Innovating to Ease Strain on Frontline Workers
Working in health care is hard. And over the past few years, it has become even harder.
The pandemic years led to lots of burnout for health care workers, leading many to leave the workforce for other jobs. At the same time, we're seeing greater health care needs for the baby boomer generation.
Innovation is the Key to Difficult Problems
Solving difficult problems like the strain on health care workers requires new solutions—all the easy problems in health care have already been solved.
We realized the answers can be found in all of us. Encouraging frontline teams to always be asking “why” and “what if” is the key to innovation.
That is what makes my work on the Ambulatory Operations Committee so rewarding. We’re empowering our frontline staff and clinicians to identify problems and brainstorm solutions.
We’re already seeing success in two pain points.
Reining in MyChart Message Volume
MyChart messages are a great online tool for communication between patients, staff, and providers. Providers can access messages any time. But like anyone who gets office email or texts on their phone over the weekend, it’s draining to always be reachable.
Over the past few years, the volume of MyChart messages increased 10% faster than the volume of patient visits. Many of our providers were checking and answering messages all the time in order to keep up.
We were seeing “pajama time” go up as health care providers checked their messages after hours and on weekends. Our providers were not able to come back on Monday morning ready for the new week because they didn’t recharge their batteries. Our providers felt like they should be checking their messages, even during family time.

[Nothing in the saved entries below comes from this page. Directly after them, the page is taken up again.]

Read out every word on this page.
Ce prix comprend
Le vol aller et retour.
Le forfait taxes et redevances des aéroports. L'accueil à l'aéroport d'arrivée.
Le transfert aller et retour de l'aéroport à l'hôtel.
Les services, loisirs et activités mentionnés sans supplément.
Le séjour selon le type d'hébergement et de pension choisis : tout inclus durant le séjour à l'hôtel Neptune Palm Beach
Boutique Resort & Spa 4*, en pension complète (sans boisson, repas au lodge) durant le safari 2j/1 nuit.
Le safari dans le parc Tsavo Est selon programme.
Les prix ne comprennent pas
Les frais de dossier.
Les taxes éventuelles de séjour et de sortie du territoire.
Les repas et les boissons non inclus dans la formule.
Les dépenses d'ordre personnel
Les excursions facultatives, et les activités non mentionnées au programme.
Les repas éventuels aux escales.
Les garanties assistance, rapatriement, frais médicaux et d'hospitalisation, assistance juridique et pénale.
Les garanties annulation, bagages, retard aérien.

So we combined frontline voices throughout our organization with our IT experts. We took a look at what we could do to cut down on the incoming volume while still providing excellent care for our patients. This innovative team identified and implemented several system changes in MyChart, including:
- Communicating to patients that they will be messaging the office of their provider, not the provider directly. We also let patients know their message was received and they would hear back within three business days—reassuring them we are working on their message.
- Allowing our teams 180 minutes—instead of 60 minutes—to notify patients of new lab results. This makes it possible to “batch” the messages, cutting down on the overall volume.

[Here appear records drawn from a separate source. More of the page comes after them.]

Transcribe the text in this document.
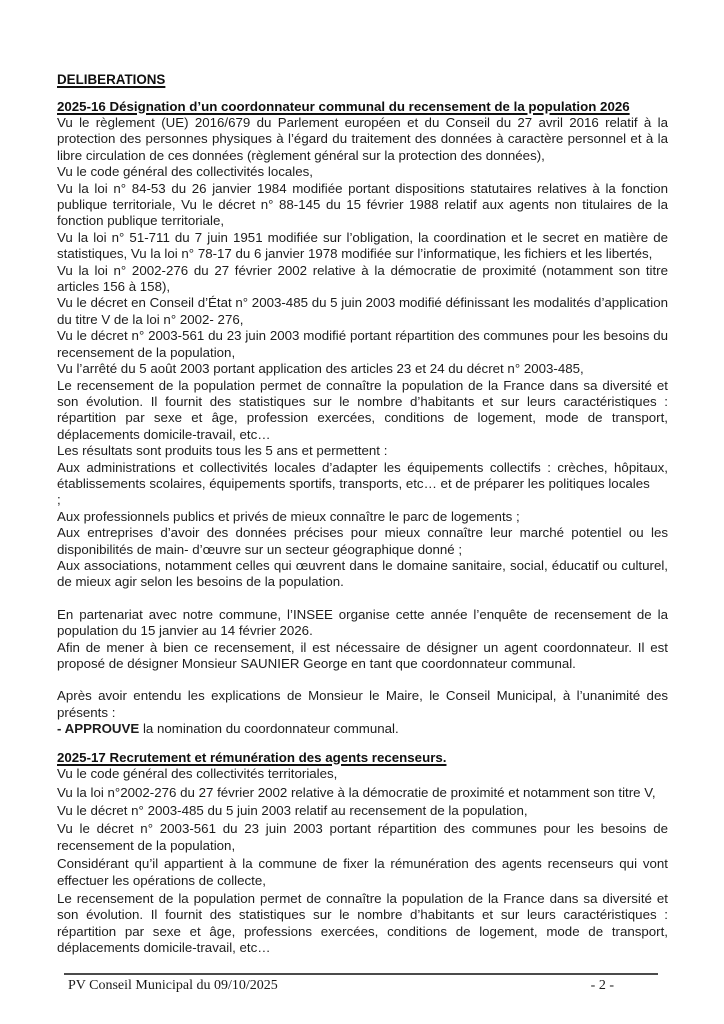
DELIBERATIONS
2025-16 Désignation d’un coordonnateur communal du recensement de la population 2026

Vu le règlement (UE) 2016/679 du Parlement européen et du Conseil du 27 avril 2016 relatif à la protection des personnes physiques à l’égard du traitement des données à caractère personnel et à la libre circulation de ces données (règlement général sur la protection des données),

Vu le code général des collectivités locales,

Vu la loi n° 84-53 du 26 janvier 1984 modifiée portant dispositions statutaires relatives à la fonction publique territoriale, Vu le décret n° 88-145 du 15 février 1988 relatif aux agents non titulaires de la fonction publique territoriale,

Vu la loi n° 51-711 du 7 juin 1951 modifiée sur l’obligation, la coordination et le secret en matière de statistiques, Vu la loi n° 78-17 du 6 janvier 1978 modifiée sur l’informatique, les fichiers et les libertés,

Vu la loi n° 2002-276 du 27 février 2002 relative à la démocratie de proximité (notamment son titre articles 156 à 158),

Vu le décret en Conseil d’État n° 2003-485 du 5 juin 2003 modifié définissant les modalités d’application du titre V de la loi n° 2002- 276,

Vu le décret n° 2003-561 du 23 juin 2003 modifié portant répartition des communes pour les besoins du recensement de la population,

Vu l’arrêté du 5 août 2003 portant application des articles 23 et 24 du décret n° 2003-485,

Le recensement de la population permet de connaître la population de la France dans sa diversité et son évolution. Il fournit des statistiques sur le nombre d’habitants et sur leurs caractéristiques : répartition par sexe et âge, profession exercées, conditions de logement, mode de transport, déplacements domicile-travail, etc…

Les résultats sont produits tous les 5 ans et permettent :

Aux administrations et collectivités locales d’adapter les équipements collectifs : crèches, hôpitaux, établissements scolaires, équipements sportifs, transports, etc… et de préparer les politiques locales

;

Aux professionnels publics et privés de mieux connaître le parc de logements ;

Aux entreprises d’avoir des données précises pour mieux connaître leur marché potentiel ou les disponibilités de main- d’œuvre sur un secteur géographique donné ;

Aux associations, notamment celles qui œuvrent dans le domaine sanitaire, social, éducatif ou culturel, de mieux agir selon les besoins de la population.

En partenariat avec notre commune, l’INSEE organise cette année l’enquête de recensement de la population du 15 janvier au 14 février 2026.

Afin de mener à bien ce recensement, il est nécessaire de désigner un agent coordonnateur. Il est proposé de désigner Monsieur SAUNIER George en tant que coordonnateur communal.

Après avoir entendu les explications de Monsieur le Maire, le Conseil Municipal, à l’unanimité des présents :

- APPROUVE la nomination du coordonnateur communal.

2025-17 Recrutement et rémunération des agents recenseurs.

Vu le code général des collectivités territoriales,

Vu la loi n°2002-276 du 27 février 2002 relative à la démocratie de proximité et notamment son titre V,

Vu le décret n° 2003-485 du 5 juin 2003 relatif au recensement de la population,

Vu le décret n° 2003-561 du 23 juin 2003 portant répartition des communes pour les besoins de recensement de la population,

Considérant qu’il appartient à la commune de fixer la rémunération des agents recenseurs qui vont effectuer les opérations de collecte,

Le recensement de la population permet de connaître la population de la France dans sa diversité et son évolution. Il fournit des statistiques sur le nombre d’habitants et sur leurs caractéristiques : répartition par sexe et âge, professions exercées, conditions de logement, mode de transport, déplacements domicile-travail, etc…

PV Conseil Municipal du 09/10/2025	- 2 -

- Filtering out messages that simply say “Thank you” to reduce clutter in the provider’s inbox.
- Modifying the user interface by linking refill requests directly to the medication page, highlighting a link to the National Library of Medicine for information requests, and moving the “message the provider” option down the menu a few clicks.
As a result of these simple but innovative changes, we have seen the growth of MyChart messages flatten to where it's growing slower than the rate of patient visits. This is a fantastic first step to easing the strain on our frontline workforce.
Finding More Room at the Clinics When We Thought There Was None
Visits to our clinics along the Wasatch Front have been growing. Many of us felt that our clinics were full and we couldn’t see any more patients in the space we had. Our access challenges put additional strain on health care workers who are unable to deliver care to the patients that need it.
But data analytics turned up something surprising: We were actually not that full.
Our clinic rooms were used only about 31% of the hours during the workweek.
That reset a lot of our thinking on the topic. We went from a mindset of, “We’re full, we need to build new buildings,” to thinking that we can see more patients in the space we have. We could do that as long as we were smart about having enough providers and staff on hand.
So how do we address change? We gave the data to our frontline clinic leaders.
Over the course of six months, they increased room usage to 33%. They took the data, experimented, and brainstormed how to increase usage themselves—even before any leaders asked them to. They shared best practices with other clinic leaders and learned from each other.
We anticipate that usage will continue to rise as our teams find new solutions. At the same time, we’re experimenting with ways to reduce the less necessary tasks our frontline staff perform or reassign them to others so we can extend the reach of our health care workers. That means our patients have more access to our care.
What the Future Holds
These are just the beginnings of solutions found by encouraging a spirit of innovation. Other issues the Ambulatory Operations Committee is currently working on include:
- Optimizing a high-quality virtual visit platform that is financially sustainable and equitable.
- Addressing racial and ethnic disparities in the health care environment.
These are all hard problems that won’t be solved by the same old thinking. But University of Utah Health has a well-earned reputation for innovation.
If anyone can do it, we can.
Richard Orlandi, MD, MBA
Richard Orlandi is a tenured professor of otolaryngology-head and neck surgery at the Spencer Fox Eccles School of Medicine at the University of Utah. He serves as Chief Medical Officer of Ambulatory Health for U of U Health. Orlandi is the most experienced of only a few fellowship-trained nasal and sinus specialists in the Mountain West. He received an MD from New York University Medical Center and completed residency in otolaryngology at UCLA Medical Center and a fellowship in rhinology and sinus surgery at the University of Pennsylvania. He also received an MBA from the University of Utah.